発疹が出ている今からでも受けられますか。
発疹が出ている急性期は、まず皮膚科や内科などで抗ウイルス薬などの治療を受けることが最優先です。早い治療は後に残る痛みの予防にもつながります。鍼灸はこの時期の治療に代わるものではなく、診断と治療を受けて発疹が治まり、慢性の痛みに移って医師が必要と認めた段階で、補助として組み合わせられます。開始の時期はご相談ください。

費用の目安を教えてください。
医療保険を使った場合、1回の施術は総額3,950円で、自己負担は1割の方で約395円、2割の方で約790円、3割の方で約1,185円が目安です。週2回のペースなら、ひと月の自己負担は1割の方でおよそ3,160円ほど。介護保険の限度額とは別枠のため、他のサービスと併用しても枠を気にせず受けられます。

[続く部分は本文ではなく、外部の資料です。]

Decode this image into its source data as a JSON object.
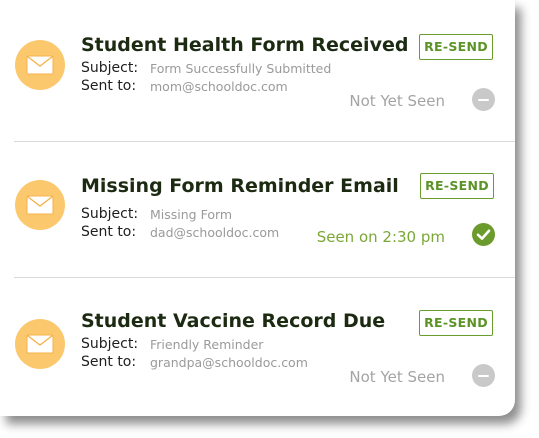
{
  "labels": {
    "subject": "Subject:",
    "sent_to": "Sent to:"
  },
  "notifications": [
    {
      "title": "Student Health Form Received",
      "subject": "Form Successfully Submitted",
      "sent_to": "mom@schooldoc.com",
      "resend_label": "RE-SEND",
      "status": "Not Yet Seen",
      "status_icon": "minus-circle-icon"
    },
    {
      "title": "Missing Form Reminder Email",
      "subject": "Missing Form",
      "sent_to": "dad@schooldoc.com",
      "resend_label": "RE-SEND",
      "status": "Seen on 2:30 pm",
      "status_icon": "check-circle-icon"
    },
    {
      "title": "Student Vaccine Record Due",
      "subject": "Friendly  Reminder",
      "sent_to": "grandpa@schooldoc.com",
      "resend_label": "RE-SEND",
      "status": "Not Yet Seen",
      "status_icon": "minus-circle-icon"
    }
  ],
  "colors": {
    "accent_green": "#6a9e2c",
    "envelope_bg": "#fbc86e",
    "title_text": "#1c2a12",
    "muted_text": "#a4a4a4"
  }
}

高齢の家族に残った帯状疱疹後の痛みでも受けられますか。
長引く神経の痛みについて医師が治療の必要を認め、通院がむずかしい状態であれば対象になる場合があります。高齢の方は痛みが残りやすいといわれます。まずは皮膚科や内科など医療機関で診てもらい、そのうえでご相談ください。手続きに必要な同意書まわりはのびのびがお手伝いします。

ピリピリ・焼けるような痛みは和らぎますか。
痛む部分のまわりのこわばりを穏やかに和らげ、体を楽にすることで、つらさがやわらいだと感じる方がいます。ただし痛みを完全になくすものではなく、感じ方には個人差があります。皮膚が過敏な部分には無理な刺激を加えず、状態を見ながら慎重に進めます。

触れると痛くて我慢できません。それでも受けられますか。
無理に痛む部分へ触れることはしません。離れた部位からのケアや、負担の少ない方法で進め、その日の皮膚や体の様子に合わせて刺激の強さを細かく加減します。楽な姿勢のまま受けられますので、つらさや気になることは遠慮なくお伝えください。

対応しているのはどのエリアですか。
大阪府の豊中市・吹田市・茨木市・箕面市・摂津市・池田市、大阪市の淀川区・東淀川区・都島区・北区・旭区、兵庫県の尼崎市・伊丹市に伺います。別途の出張費はかからず、エリア内はどこでも同額です。エリアの境目で迷うときはお問い合わせください。

医師の同意書はどう用意すればよいですか。
保険の利用には医師の同意書が必要です。主治医にお願いする形になりますが、いつ、どのように依頼すればよいかを含め、手続きはのびのびがお手伝いします。かかりつけの医師がいない場合の進め方も、状況に合わせてご案内します。

介護保険のサービスを使っていても受けられますか。
受けられます。訪問鍼灸マッサージの費用は医療保険で計算し、介護保険の区分支給限度額とは別枠です。デイサービスや訪問介護などを利用中でも、その枠を圧迫しません。ケアマネジャーと連携しながら、無理のない形を一緒に整えます。